The best malaria treatments are now within easier reach for parents of children suffering from the diseases after subsidies from charities.
In many of the world’s poorest countries, government health clinics often run out of drugs including those used to treat the disease.
This can happen so often that sometimes mothers whose children have caught malaria don't even bother going to the clinic – but instead go straight to the where they can buy cheap drugs, like quinine and chloroquine.
But the problem with these cheaper treatments is that the disease is now becoming resistant to them which mean they no longer work very well. The pharmacies don't have what children with malaria really need which is artimisinin combination therapy. And if they did, it might be hard to afford anyway.

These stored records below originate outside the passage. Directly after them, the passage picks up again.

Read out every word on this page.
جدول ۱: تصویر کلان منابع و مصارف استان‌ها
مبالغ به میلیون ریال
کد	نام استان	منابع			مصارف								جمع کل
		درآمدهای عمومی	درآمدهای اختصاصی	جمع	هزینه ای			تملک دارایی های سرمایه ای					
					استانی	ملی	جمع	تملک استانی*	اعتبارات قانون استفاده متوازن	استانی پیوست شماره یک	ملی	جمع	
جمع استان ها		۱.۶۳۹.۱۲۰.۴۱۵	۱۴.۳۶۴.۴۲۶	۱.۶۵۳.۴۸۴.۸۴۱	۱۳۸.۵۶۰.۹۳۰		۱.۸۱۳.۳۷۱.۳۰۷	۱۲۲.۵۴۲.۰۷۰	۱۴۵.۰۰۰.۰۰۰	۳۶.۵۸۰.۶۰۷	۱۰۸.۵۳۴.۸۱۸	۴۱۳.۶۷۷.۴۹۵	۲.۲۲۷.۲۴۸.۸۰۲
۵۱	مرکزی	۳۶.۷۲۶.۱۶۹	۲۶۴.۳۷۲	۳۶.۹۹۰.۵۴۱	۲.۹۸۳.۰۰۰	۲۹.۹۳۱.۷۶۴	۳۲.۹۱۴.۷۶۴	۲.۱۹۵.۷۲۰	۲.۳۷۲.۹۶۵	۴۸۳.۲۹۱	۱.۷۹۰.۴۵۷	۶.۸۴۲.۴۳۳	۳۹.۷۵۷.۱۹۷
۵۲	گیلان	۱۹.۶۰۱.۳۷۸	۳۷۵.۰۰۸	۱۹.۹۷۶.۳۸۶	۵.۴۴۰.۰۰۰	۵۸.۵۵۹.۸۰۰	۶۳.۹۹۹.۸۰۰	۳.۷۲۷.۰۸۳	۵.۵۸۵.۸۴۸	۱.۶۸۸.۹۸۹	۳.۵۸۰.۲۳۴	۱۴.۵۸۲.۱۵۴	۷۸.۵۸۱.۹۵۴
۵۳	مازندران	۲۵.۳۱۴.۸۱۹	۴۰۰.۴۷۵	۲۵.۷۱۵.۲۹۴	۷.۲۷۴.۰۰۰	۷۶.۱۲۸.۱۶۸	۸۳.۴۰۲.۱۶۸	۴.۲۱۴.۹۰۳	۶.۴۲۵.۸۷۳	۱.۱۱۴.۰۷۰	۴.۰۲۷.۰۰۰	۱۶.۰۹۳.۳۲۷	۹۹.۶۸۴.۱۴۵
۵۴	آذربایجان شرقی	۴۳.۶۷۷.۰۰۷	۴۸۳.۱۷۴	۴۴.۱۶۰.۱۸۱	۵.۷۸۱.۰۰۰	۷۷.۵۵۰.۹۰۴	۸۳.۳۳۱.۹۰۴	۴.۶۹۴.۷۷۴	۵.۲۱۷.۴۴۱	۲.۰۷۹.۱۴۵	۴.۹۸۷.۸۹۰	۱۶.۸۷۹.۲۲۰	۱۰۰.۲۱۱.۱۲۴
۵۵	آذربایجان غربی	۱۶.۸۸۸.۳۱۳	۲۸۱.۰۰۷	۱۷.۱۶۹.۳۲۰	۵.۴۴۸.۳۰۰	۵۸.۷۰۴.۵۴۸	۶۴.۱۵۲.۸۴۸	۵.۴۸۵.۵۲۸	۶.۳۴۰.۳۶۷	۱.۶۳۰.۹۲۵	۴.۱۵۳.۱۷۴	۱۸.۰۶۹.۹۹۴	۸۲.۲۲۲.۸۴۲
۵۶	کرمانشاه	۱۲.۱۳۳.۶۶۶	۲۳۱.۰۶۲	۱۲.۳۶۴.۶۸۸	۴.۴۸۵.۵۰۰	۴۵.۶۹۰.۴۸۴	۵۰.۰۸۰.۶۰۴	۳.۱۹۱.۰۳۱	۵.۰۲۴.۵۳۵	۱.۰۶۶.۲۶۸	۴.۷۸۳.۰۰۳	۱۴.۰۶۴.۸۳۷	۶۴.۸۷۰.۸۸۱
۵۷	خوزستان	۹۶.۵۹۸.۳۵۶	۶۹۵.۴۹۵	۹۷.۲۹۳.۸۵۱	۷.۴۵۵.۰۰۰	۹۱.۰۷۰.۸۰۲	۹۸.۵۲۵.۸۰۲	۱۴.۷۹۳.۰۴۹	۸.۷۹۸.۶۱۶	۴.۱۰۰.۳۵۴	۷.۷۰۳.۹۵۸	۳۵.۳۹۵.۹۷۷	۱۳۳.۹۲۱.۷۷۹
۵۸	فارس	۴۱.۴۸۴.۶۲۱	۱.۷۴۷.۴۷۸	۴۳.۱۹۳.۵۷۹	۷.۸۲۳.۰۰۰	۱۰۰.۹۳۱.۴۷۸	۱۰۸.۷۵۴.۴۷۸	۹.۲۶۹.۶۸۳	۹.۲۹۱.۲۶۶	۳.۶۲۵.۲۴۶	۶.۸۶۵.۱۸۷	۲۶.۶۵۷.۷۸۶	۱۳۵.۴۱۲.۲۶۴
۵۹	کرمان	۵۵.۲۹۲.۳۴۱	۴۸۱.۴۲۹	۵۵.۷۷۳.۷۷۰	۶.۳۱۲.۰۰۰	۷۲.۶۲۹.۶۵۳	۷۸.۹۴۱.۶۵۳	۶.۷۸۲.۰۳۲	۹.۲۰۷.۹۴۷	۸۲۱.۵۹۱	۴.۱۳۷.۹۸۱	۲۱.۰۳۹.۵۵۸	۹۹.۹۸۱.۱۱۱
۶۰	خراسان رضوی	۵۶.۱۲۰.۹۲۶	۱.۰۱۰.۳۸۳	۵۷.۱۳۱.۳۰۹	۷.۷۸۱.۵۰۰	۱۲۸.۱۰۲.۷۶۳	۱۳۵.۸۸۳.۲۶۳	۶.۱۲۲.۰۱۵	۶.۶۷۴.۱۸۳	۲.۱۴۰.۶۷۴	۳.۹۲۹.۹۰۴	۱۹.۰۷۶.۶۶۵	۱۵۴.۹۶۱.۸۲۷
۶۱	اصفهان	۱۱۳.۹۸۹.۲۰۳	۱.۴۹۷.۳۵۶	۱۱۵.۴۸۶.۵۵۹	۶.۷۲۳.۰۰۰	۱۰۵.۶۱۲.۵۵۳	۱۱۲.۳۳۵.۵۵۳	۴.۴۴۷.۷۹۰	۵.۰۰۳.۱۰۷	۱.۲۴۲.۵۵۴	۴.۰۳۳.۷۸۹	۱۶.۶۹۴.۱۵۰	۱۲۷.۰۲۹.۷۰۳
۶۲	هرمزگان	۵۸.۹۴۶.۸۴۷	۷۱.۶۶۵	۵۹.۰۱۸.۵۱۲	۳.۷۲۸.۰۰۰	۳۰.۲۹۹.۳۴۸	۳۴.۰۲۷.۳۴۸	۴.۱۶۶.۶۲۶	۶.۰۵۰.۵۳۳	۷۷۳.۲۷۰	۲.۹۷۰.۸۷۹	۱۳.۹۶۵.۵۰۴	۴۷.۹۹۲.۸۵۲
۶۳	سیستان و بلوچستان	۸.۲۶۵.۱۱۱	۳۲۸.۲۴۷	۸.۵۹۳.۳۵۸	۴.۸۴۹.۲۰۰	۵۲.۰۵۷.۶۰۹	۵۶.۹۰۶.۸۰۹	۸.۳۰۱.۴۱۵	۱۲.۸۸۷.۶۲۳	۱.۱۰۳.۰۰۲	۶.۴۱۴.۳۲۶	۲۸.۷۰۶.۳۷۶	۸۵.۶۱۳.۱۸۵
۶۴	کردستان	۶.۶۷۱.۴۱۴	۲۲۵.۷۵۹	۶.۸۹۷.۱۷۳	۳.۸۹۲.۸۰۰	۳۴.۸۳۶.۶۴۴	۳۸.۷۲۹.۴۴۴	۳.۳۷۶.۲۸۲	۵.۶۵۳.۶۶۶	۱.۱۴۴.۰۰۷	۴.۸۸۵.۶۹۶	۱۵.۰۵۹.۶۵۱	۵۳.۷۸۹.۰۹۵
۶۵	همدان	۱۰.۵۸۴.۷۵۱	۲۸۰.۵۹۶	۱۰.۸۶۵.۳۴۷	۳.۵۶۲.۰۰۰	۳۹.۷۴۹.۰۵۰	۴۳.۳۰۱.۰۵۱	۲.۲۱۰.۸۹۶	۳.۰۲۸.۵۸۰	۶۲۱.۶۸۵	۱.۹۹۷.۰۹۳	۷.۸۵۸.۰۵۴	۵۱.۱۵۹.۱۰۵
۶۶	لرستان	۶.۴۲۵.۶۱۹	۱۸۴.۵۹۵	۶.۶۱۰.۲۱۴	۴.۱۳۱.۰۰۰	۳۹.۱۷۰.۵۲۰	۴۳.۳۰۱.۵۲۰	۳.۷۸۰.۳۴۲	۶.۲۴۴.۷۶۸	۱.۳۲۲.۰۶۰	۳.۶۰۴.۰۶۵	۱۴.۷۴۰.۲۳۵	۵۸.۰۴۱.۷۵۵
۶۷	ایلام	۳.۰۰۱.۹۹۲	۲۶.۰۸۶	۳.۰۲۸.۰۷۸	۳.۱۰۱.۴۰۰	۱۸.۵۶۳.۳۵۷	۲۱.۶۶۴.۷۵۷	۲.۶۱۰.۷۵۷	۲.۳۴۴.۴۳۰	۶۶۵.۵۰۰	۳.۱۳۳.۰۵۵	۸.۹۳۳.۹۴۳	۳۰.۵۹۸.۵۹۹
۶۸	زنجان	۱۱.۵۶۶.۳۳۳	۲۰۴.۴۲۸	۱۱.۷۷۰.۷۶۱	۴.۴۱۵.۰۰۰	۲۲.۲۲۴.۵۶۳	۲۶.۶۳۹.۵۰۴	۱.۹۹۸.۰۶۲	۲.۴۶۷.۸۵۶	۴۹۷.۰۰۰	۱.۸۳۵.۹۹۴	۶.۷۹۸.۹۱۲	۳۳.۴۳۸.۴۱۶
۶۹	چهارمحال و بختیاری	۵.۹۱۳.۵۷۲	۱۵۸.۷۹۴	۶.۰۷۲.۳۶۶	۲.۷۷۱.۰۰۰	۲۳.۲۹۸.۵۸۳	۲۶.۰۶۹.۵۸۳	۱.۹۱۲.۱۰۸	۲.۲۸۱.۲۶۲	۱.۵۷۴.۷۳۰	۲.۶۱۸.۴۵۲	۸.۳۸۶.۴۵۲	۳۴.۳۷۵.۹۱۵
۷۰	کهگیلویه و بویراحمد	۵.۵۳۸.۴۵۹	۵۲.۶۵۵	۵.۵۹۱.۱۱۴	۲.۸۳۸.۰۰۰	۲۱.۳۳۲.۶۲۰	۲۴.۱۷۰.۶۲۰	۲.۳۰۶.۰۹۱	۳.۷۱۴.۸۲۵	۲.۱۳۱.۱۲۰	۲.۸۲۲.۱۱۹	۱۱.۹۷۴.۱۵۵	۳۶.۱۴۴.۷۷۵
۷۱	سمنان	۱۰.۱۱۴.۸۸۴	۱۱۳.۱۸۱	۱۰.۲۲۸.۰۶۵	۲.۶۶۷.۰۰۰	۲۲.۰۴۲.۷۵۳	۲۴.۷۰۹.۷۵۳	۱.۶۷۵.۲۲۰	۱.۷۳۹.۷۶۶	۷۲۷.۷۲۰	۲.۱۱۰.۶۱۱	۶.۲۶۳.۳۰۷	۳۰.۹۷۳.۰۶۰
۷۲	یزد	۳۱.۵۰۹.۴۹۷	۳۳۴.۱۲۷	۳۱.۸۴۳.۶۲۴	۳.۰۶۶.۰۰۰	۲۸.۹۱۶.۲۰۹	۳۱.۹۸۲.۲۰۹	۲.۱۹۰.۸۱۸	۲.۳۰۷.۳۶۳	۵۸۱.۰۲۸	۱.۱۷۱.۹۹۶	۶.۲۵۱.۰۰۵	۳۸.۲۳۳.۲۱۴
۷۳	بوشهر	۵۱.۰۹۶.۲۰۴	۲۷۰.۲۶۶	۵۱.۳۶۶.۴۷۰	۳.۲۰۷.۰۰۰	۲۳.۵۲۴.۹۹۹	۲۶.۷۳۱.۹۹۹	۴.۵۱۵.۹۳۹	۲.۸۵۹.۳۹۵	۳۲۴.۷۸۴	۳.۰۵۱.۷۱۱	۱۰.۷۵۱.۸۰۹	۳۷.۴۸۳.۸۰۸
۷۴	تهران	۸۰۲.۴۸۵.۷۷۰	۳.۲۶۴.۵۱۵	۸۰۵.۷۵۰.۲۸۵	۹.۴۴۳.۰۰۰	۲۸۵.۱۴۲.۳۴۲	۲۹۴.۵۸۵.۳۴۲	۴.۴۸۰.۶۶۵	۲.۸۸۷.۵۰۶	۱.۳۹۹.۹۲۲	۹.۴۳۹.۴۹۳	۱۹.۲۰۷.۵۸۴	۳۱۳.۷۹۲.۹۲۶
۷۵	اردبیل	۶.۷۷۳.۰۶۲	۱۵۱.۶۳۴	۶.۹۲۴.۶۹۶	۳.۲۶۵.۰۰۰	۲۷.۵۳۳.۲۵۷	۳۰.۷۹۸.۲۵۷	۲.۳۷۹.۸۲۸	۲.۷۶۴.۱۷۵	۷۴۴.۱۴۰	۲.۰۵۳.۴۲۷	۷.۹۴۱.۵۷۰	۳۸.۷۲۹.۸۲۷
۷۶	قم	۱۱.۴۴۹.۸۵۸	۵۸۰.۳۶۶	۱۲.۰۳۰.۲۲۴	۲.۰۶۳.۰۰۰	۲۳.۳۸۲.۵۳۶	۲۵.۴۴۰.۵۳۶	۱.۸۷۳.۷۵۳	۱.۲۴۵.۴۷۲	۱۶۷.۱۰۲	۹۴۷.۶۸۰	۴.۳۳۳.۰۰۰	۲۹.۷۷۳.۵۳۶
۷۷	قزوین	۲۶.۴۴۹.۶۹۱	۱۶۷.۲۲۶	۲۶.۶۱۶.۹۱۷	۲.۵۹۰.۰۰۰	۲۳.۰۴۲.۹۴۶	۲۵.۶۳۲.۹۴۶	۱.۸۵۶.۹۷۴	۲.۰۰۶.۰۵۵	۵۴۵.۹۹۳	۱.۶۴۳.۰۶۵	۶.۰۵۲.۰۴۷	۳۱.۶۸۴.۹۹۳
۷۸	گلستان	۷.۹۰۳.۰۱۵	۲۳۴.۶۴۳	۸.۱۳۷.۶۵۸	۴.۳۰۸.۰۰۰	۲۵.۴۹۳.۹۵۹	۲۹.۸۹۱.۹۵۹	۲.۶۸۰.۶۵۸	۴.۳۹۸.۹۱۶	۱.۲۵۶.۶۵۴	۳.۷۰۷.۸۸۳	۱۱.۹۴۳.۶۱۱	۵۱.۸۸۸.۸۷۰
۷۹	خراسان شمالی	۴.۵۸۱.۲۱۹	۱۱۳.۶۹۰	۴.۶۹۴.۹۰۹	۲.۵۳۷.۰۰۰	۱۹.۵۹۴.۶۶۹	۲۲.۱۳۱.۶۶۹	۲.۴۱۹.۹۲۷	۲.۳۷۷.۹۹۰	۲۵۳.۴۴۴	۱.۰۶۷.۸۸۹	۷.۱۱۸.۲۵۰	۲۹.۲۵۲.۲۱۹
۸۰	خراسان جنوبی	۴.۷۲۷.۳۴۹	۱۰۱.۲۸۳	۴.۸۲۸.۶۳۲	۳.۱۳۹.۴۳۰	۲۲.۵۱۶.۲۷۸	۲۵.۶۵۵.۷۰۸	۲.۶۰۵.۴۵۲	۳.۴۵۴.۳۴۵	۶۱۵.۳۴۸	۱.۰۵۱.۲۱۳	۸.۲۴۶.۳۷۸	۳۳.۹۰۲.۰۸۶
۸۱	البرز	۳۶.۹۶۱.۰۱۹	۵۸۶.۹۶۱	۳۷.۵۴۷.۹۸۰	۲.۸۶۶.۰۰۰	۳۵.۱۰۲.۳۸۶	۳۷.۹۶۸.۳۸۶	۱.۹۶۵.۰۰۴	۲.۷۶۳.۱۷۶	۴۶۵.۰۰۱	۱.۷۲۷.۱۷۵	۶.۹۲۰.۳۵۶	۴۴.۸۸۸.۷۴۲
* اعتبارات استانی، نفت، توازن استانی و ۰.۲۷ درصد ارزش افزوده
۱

But now the private clinics where 60 per cent of people buy their malaria treatments are going to get subsidised supplies of artimisinin . The Global Fund to fight Aids, Tuberculosis and Malaria, has just revealed that six drug companies have signed deals to provide good quality, subsidised artimisinin in eight countries.
The price will be subsidised massively through the Global Fund to Fight Aids, TB and Malaria. And people shipping the medicines have promised to pass the savings down the line to make sure that the families who need them can afford the better-working treatments. At the moment, artimisinin makes up just five per cent of the malaria drugs bought in private stores. But the fund says that the older, less effective medicines need to be wiped out of use.
UNITAID, the UK government and the Bill and Melinda Gates Foundation have put in £142 million ($216m) towards the subsidy. And if two-year trial schemes in eight countries −Cambodia, Ghana, Kenya, Madagascar, Niger, Nigeria, Senegal, Tanzania (mainland and Zanzibar) and Uganda – work well, the scheme will be rolled out in more countries.
Malaria can be a deadly disease that people catch from mosquito bites. Half of the world’s population is at risk of catching it, and the World Health Organization estimates that in 2006, there were nearly a quarter of a billion malaria infections, with nearly 900,000 deaths. The disease kills more than 2,000 children under five, per day – roughly one child every 30 seconds.
Although malaria can be cured in just a few days, if it isn’t spotted soon enough and treated properly, the disease can be fatal. It can be prevented by using mosquito nets treated with long-lasting insecticide.